The Ecological Costs of Public Lands Ranching
Public lands ranching is the most widespread commercial use of public lands in the United States. Ranching is one of the primary causes of native species endangerment in the American West; it is also the most significant cause of non-point source water pollution and desertification.
Public lands ranching significantly contributes to climate change by emissions of the global warming gases nitrous oxide and methane; it causes loss of soil carbon reserves by causing erosion and by substantially reducing the landscape’s potential to sequester carbon.
Read more about the environmental impacts of grazing and myths surrounding any benefits
The Fiscal Irresponsibility of Public Lands Ranching
The cost of public lands ranching to American taxpayers is enormous. The current public land grazing fee of $1.35 per month for one cow and her calf is woefully below market value. Direct government expenditures to administer public land grazing constitute an annual net loss to the taxpayers of at least $123 million and more than $500 million when indirect costs are accounted for. As much as 96% of these public dollars are spent to enhance livestock production in direct conflict with legal mandates to restore the health of public lands.
For all of this public expense, public lands ranching fails to demonstrate any significant economic contributions to rural economies. Hobby ranchers and corporate-entities hold the lion’s share of grazing permits on hundreds of millions of acres of public lands. Most of the rest of public land ranchers rely on service jobs in small towns as their primary source of income. Rural communities support public land ranchers not the other way around.

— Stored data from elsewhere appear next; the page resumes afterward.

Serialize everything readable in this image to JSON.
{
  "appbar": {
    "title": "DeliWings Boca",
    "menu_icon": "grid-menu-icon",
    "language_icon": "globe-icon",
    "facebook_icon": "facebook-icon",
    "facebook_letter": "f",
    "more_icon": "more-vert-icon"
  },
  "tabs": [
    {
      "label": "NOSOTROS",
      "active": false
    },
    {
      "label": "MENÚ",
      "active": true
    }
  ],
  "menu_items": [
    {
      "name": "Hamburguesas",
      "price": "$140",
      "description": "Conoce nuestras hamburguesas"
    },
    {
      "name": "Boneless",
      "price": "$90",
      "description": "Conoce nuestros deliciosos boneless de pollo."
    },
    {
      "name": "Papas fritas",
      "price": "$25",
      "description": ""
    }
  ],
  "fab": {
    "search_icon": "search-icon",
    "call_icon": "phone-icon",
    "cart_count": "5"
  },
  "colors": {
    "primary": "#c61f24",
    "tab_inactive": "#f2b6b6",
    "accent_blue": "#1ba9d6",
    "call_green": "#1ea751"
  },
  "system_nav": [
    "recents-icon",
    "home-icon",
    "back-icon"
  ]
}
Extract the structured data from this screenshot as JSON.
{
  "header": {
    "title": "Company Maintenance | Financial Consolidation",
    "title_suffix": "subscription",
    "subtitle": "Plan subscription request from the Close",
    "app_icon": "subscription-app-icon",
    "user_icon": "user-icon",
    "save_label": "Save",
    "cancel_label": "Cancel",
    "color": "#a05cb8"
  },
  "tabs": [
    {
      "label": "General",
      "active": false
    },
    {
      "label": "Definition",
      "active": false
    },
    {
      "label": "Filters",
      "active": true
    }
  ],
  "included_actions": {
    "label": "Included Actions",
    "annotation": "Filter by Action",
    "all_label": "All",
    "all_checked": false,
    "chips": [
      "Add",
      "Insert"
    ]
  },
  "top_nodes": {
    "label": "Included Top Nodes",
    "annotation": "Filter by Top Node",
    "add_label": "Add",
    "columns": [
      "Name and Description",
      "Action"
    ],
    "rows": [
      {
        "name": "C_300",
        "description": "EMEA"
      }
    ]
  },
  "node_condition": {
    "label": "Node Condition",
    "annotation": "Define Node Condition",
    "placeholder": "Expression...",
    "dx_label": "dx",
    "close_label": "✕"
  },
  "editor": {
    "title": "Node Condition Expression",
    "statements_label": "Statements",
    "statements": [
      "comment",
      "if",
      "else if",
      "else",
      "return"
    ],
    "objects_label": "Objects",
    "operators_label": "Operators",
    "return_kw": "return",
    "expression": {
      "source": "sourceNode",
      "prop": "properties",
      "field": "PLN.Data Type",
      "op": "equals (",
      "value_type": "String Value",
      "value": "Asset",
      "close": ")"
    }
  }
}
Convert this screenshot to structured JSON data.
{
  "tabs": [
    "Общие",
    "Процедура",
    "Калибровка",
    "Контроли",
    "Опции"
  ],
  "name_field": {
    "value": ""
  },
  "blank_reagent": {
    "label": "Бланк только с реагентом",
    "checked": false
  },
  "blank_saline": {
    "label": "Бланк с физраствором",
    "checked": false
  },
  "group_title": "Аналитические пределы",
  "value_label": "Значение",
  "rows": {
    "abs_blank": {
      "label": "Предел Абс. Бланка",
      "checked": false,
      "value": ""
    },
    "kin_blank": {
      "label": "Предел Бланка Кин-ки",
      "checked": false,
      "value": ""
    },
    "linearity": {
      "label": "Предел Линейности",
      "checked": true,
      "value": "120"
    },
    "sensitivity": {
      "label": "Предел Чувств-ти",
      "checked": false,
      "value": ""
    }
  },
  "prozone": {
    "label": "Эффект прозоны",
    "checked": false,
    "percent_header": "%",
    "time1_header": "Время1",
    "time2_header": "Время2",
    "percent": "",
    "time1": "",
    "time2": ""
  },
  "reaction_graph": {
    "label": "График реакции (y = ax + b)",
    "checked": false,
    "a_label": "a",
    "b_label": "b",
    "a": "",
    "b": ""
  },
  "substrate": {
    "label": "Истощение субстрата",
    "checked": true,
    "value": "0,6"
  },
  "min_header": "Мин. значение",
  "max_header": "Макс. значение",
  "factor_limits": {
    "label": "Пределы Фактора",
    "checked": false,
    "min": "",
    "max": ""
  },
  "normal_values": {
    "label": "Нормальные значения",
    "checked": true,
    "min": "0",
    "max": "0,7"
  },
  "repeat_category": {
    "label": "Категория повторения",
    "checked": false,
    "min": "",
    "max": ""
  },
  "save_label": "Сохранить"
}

Public Lands Ranching and Politics
Despite the extensive scientific literature describing the destructive impacts of public lands ranching, public land managers fail to enforce existing environmental laws usually because of political interference.
Public land managers are routinely subject to political interference. Bureau of Land Management and Forest Service scientists and other staff work in a professional atmosphere of coercion. Land managers have lost their jobs and avoid scientific inquiry for fear that the results of such inquiry will undermine their careers. BLM and Forest Service staff and conservationists continue to be subjected to psychological and physical intimidation in the field.
Western Watersheds Project works to bring needed change to western public lands that will end this destructive history.The time has come to end the serious impacts caused by public lands ranching.